5

Today I am trying to create suffix arrays using scala. I was able to do it with massive lines of code but then I heard that it can be created by using only few lines by using zipping and sorting.

The problem I have at the moment is with the beginning. I tried using binary search and zipWithIndex to create the following "tree" but so far I haven't been able to create anything. I don't even know if it is possible by only using a line but I bet it is lol.

What I want to do is to get from a word "cheesecake" is a Seq:

 Seq((cheesecake, 0),
     (heesecake, 1),
     (eesecake, 2),
     (esecake, 3),
     (secake, 4),
     (ecake, 5),
     (cake, 6),
     (ake, 7),
     (ke, 8),
     (e, 9))

Could someone nudge me to the correct path ?

Machavity
  • 30,841
  • 27
  • 92
  • 100
Duzzz
  • 191
  • 3
  • 14
  • 1
    Thanks a lot to all of you. My code looks much better now :) Till the next time I am stuck – Duzzz May 06 '15 at 13:52
  • You might find this Haskell implementation to be interesting - http://codereview.stackexchange.com/questions/66952/create-suffixes-function-on-list – Kevin Meredith May 07 '15 at 15:35

4 Answers4

7

To generate all the possible postfixes of a String (or any other scala.collection.TraversableLike) you can simply use the tails method:

scala> "cheesecake".tails.toList
res25: List[String] = List(cheesecake, heesecake, eesecake, esecake, secake, ecake, cake, ake, ke, e, "")

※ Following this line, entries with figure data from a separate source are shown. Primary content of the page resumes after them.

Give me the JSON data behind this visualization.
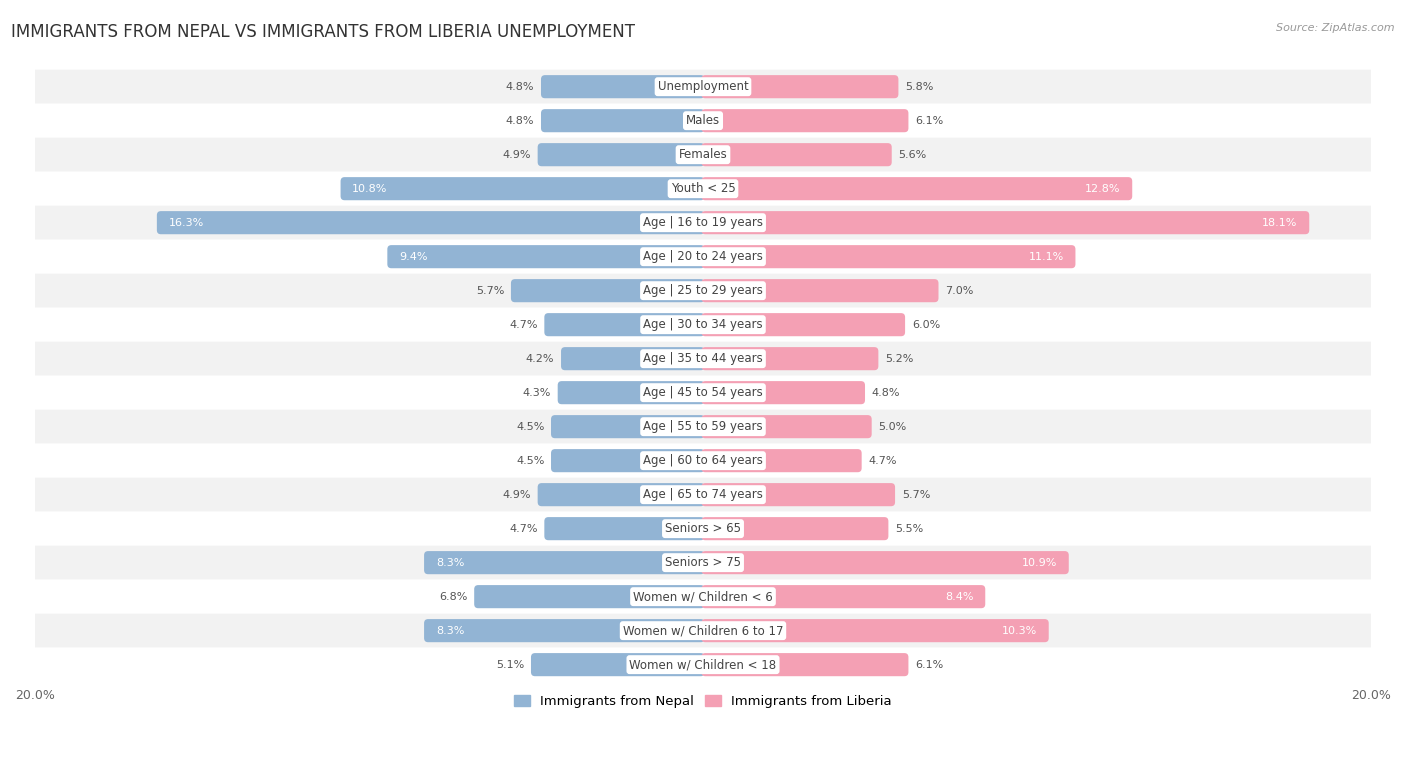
{
  "title": "IMMIGRANTS FROM NEPAL VS IMMIGRANTS FROM LIBERIA UNEMPLOYMENT",
  "source": "Source: ZipAtlas.com",
  "categories": [
    "Unemployment",
    "Males",
    "Females",
    "Youth < 25",
    "Age | 16 to 19 years",
    "Age | 20 to 24 years",
    "Age | 25 to 29 years",
    "Age | 30 to 34 years",
    "Age | 35 to 44 years",
    "Age | 45 to 54 years",
    "Age | 55 to 59 years",
    "Age | 60 to 64 years",
    "Age | 65 to 74 years",
    "Seniors > 65",
    "Seniors > 75",
    "Women w/ Children < 6",
    "Women w/ Children 6 to 17",
    "Women w/ Children < 18"
  ],
  "nepal_values": [
    4.8,
    4.8,
    4.9,
    10.8,
    16.3,
    9.4,
    5.7,
    4.7,
    4.2,
    4.3,
    4.5,
    4.5,
    4.9,
    4.7,
    8.3,
    6.8,
    8.3,
    5.1
  ],
  "liberia_values": [
    5.8,
    6.1,
    5.6,
    12.8,
    18.1,
    11.1,
    7.0,
    6.0,
    5.2,
    4.8,
    5.0,
    4.7,
    5.7,
    5.5,
    10.9,
    8.4,
    10.3,
    6.1
  ],
  "nepal_color": "#92b4d4",
  "liberia_color": "#f4a0b4",
  "nepal_label": "Immigrants from Nepal",
  "liberia_label": "Immigrants from Liberia",
  "xlim": 20.0,
  "bar_height": 0.58,
  "row_color_odd": "#f2f2f2",
  "row_color_even": "#ffffff",
  "title_fontsize": 12,
  "label_fontsize": 8.5,
  "value_fontsize": 8.0,
  "axis_label_fontsize": 9
}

If you need the indexes, then you can use GenIterable.zipWithIndex:

scala> "cheesecake".tails.toList.zipWithIndex
res0: List[(String, Int)] = List((cheesecake,0), (heesecake,1), (eesecake,2), (esecake,3), (secake,4), (ecake,5), (cake,6), (ake,7), (ke,8), (e,9), ("",10))
mutantacule
  • 6,913
  • 1
  • 25
  • 39
2

You're looking for the .scan methods, specifically .scanRight (since you want to start build from the end (ie right-side) of the string, prepending the next character (look at your pyramide bottom to top)).

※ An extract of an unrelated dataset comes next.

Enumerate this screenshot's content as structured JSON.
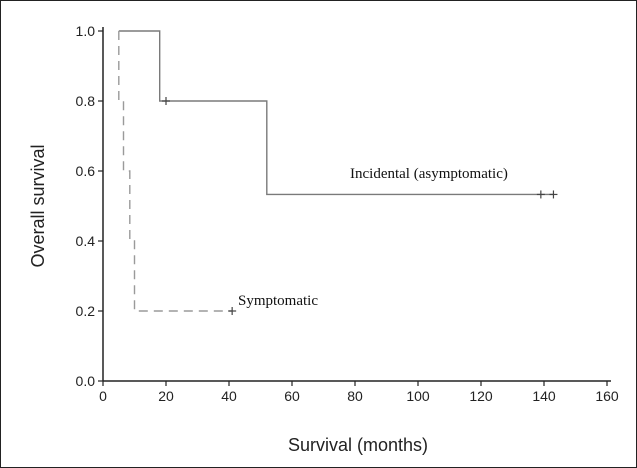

Quoting the documentation :

Produces a collection containing cumulative results of applying the operator going right to left.

Here the operator is :

  • Prepend the current character
  • Decrement the counter (since your first element is "cheesecake".length, counting down)

So :

scala> s.scanRight (List[(String, Int)]())
                   { case (char, (stringAcc, count)::tl) => (char + stringAcc, count-1)::tl
                     case (c, Nil) => List((c.toString, s.length-1))
                   }
        .dropRight(1)
        .map(_.head)
res12: scala.collection.immutable.IndexedSeq[List[(String, Int)]] =
           Vector((cheesecake,0),
                  (heesecake,1),
                  (eesecake,2),
                  (esecake,3),
                  (secake,4),
                  (ecake,5),
                  (cake,6),
                  (ake,7),
                  (ke,8),
                  (e,9)
                )

The dropRight(0) at the end is to remove the (List[(String, Int)]()) (the first argument), which serves as the first element on which to start building (you could pass the last e of your string and iterate on cheesecak, but I find it easier to do it this way).

Marth
  • 23,920
  • 3
  • 60
  • 72
  • Well yeah, I did see the answer (and upvoted it, because it is much clearer than mine for this problem). But seeing the 'pyramid' in the question made me think of `.scan`, which is a general solution for this type of problem (folding and accumulating the intermediary results) (which isnt required here). – Marth May 06 '15 at 14:43
  • sorry i had posted that under the wrong answer. that is i stole your recommendation for the dropRight and plopped it under kossi's where i meant to plop it. good work :> – Drew May 06 '15 at 14:50
1

One approach,

"cheesecake".reverse.inits.map(_.reverse).zipWithIndex.toArray

Scala strings are equipped with ordered collections methods such as reverse and inits, the latter delivers a collection of strings where each string has dropped the latest character.

elm
  • 20,117
  • 14
  • 67
  • 113
1

EDIT - From a previous suffix question that I posted (from an Purely Functional Data Structures exercise, I believe that suffix should/may include the empty list too, i.e. "" for String.

scala> def suffix(x: String): List[String] = x.toList match {
     |    case Nil             => Nil
     |    case xxs @ (_ :: xs) => xxs.mkString :: suffix(xs.mkString)
     | }
suffix: (x: String)List[String]

scala> def f(x: String): List[(String, Int)] = suffix(x).zipWithIndex
f: (x: String)List[(String, Int)]

Test

scala> f("cheesecake")
res10: List[(String, Int)] = List((cheesecake,0), (heesecake,1), (eesecake,2), 
            (esecake,3), (secake,4), (ecake,5), (cake,6), (ake,7), (ke,8), (e,9))
Community
  • 1
  • 1
Kevin Meredith
  • 41,036
  • 63
  • 209
  • 384